Since I came here, I knew I was [undocumented]. I didn’t have papers because the way I came. I started living here. I started getting used to the life here. I went to school and all of that. I didn’t care about the papers because I had the opportunity to study and to do the things that other people do.

Beatriz’s experience and the opportunity to participate on a par with peers in everyday life were more important to her residency, adaptation, and comfort than her ULS. Neither the knowledge of ULS nor the ULS itself appeared to challenge her everyday SofB, which was shaped by her opportunities and lived experiences, rather than her ULS. However, Beatriz added “now that I am a senior here and am trying to apply to college, I don’t have the same opportunities.” This alludes to the temporality of opportunities and the temporal influence of ULS—phenomena I return to in later chapters.
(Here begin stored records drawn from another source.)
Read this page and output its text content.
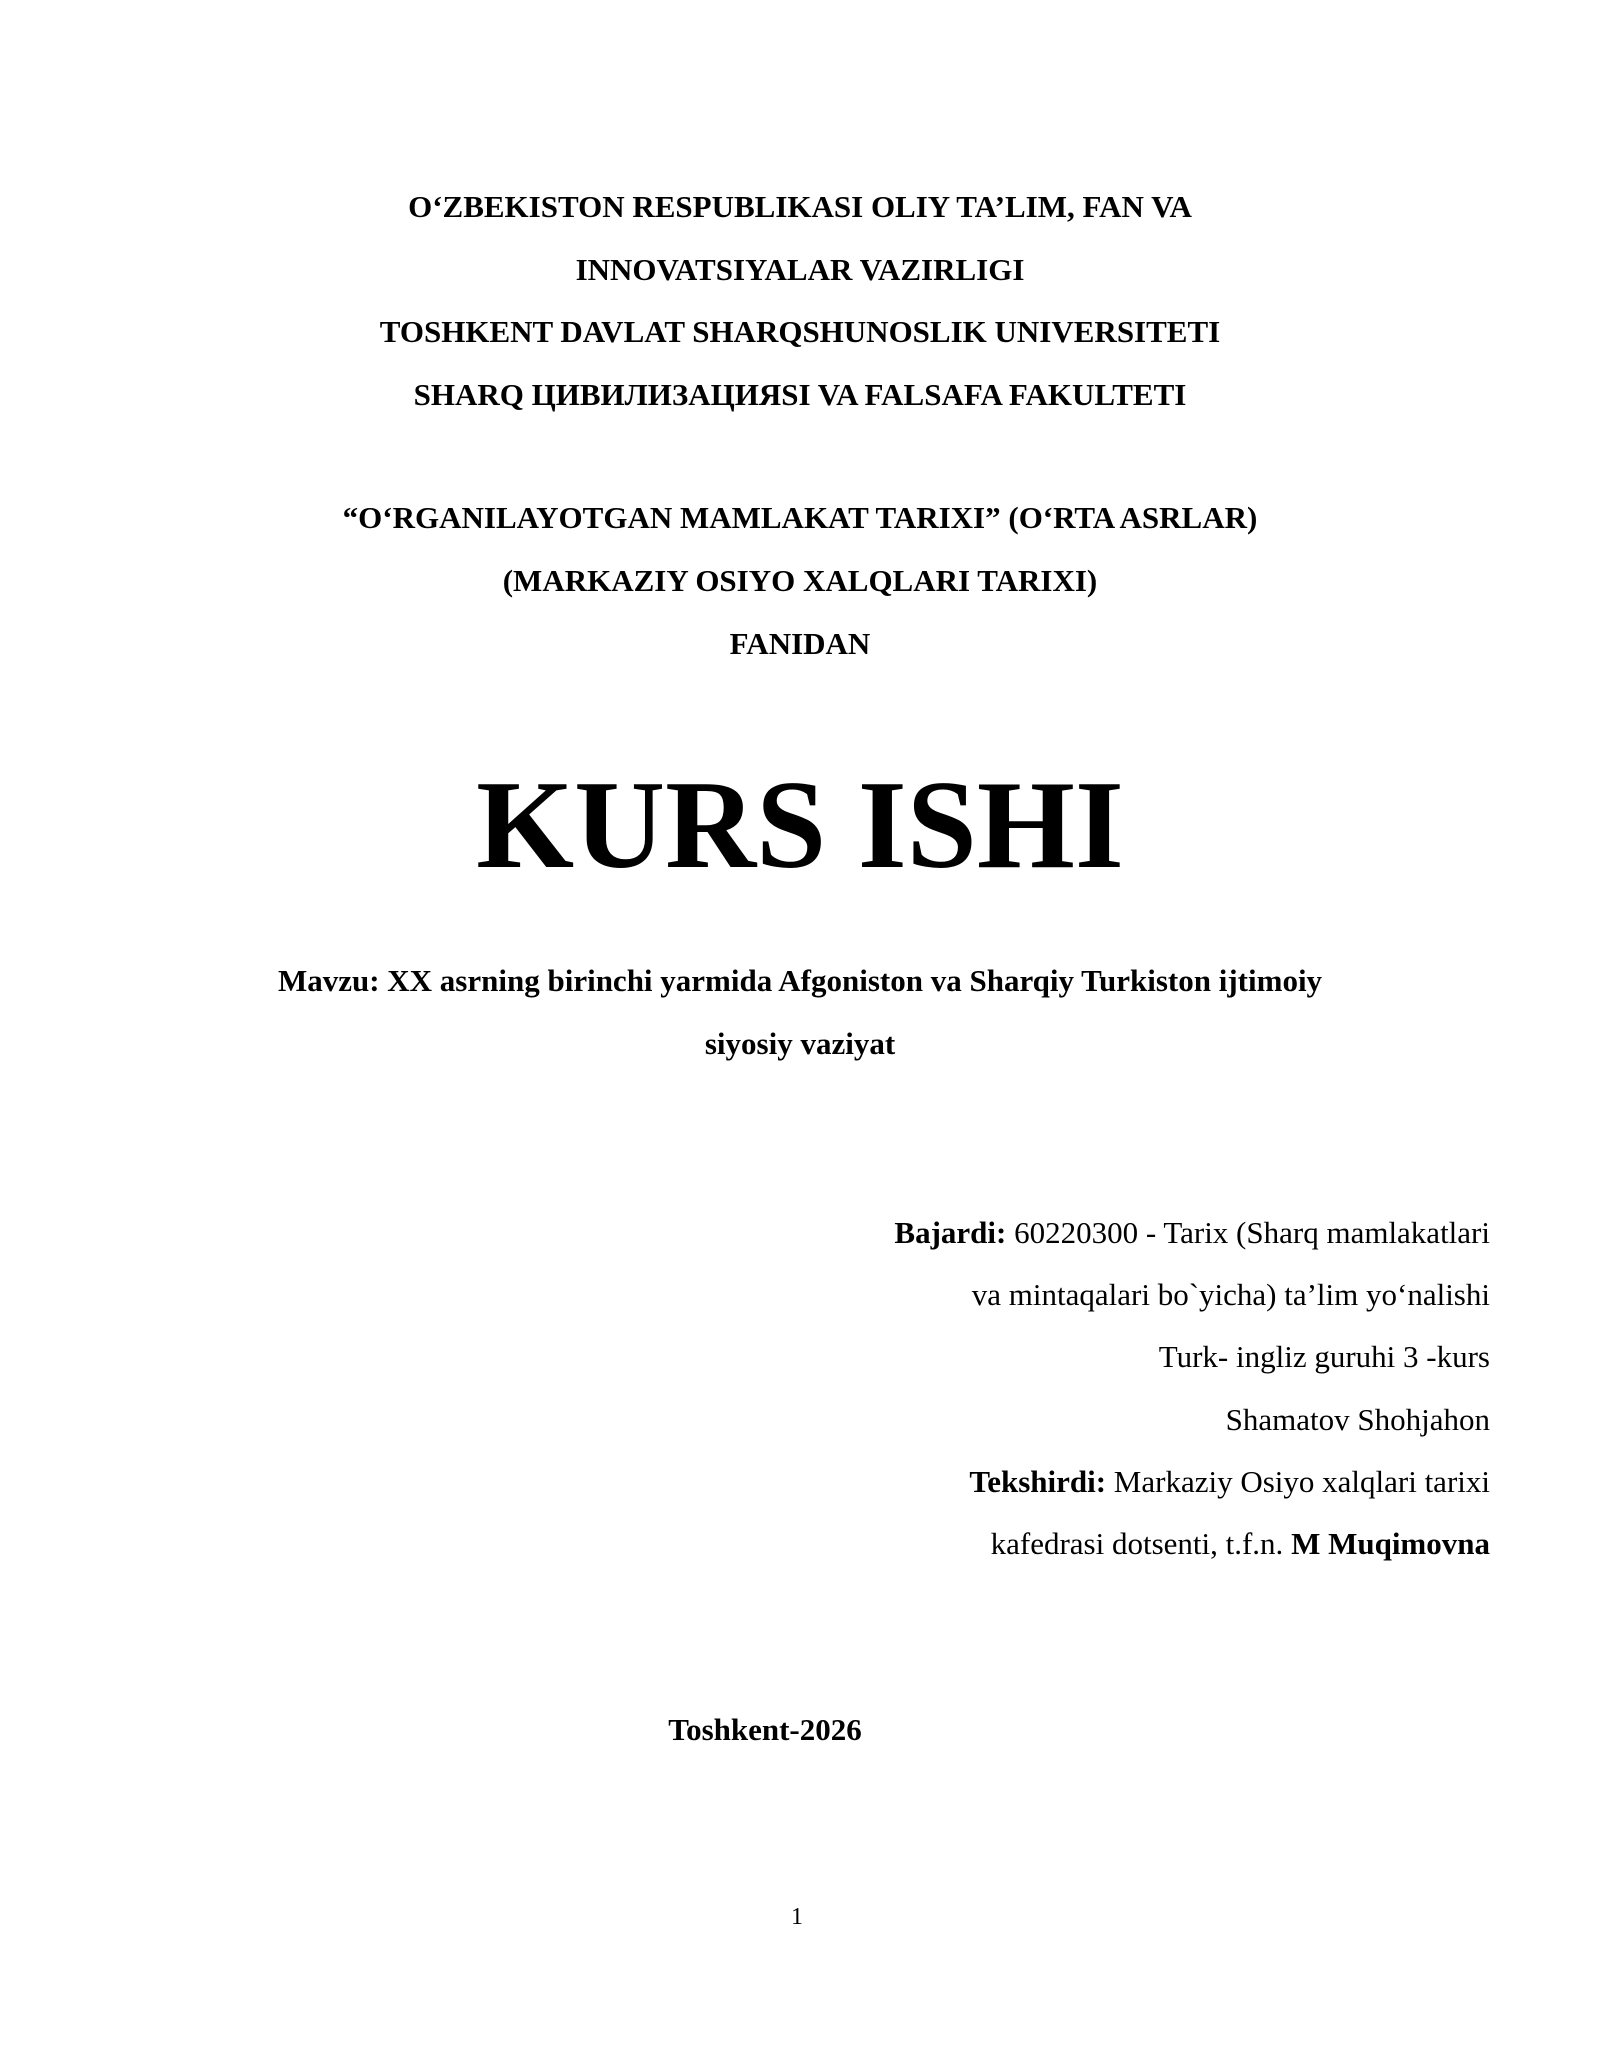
O‘ZBEKISTON RESPUBLIKASI OLIY TA’LIM, FAN VA
INNOVATSIYALAR VAZIRLIGI
TOSHKENT DAVLAT SHARQSHUNOSLIK UNIVERSITETI
SHARQ ЦИВИЛИЗАЦИЯSI VA FALSAFA FAKULTETI
“O‘RGANILAYOTGAN MAMLAKAT TARIXI” (O‘RTA ASRLAR)
(MARKAZIY OSIYO XALQLARI TARIXI)
FANIDAN
KURS ISHI
Mavzu: XX asrning birinchi yarmida Afgoniston va Sharqiy Turkiston ijtimoiy
siyosiy vaziyat
Bajardi: 60220300 - Tarix (Sharq mamlakatlari
va mintaqalari bo`yicha) ta’lim yo‘nalishi
Turk- ingliz guruhi 3 -kurs
Shamatov Shohjahon
Tekshirdi: Markaziy Osiyo xalqlari tarixi
kafedrasi dotsenti, t.f.n. M Muqimovna
Toshkent-2026
1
Notably, regardless of knowledge about ULS, some 1.5GUY establish a SofB in relation to the peoples, places, and modes-of-being in the United States. Furthermore, narratives within this section illustrate that activities and performances shape identity, rather than vice versa. Finally, because 1.5GUY create their SofB not only through everyday performances, but also interpersonal comparisons, their SofB is

largely linked to perceptions of “normalcy.”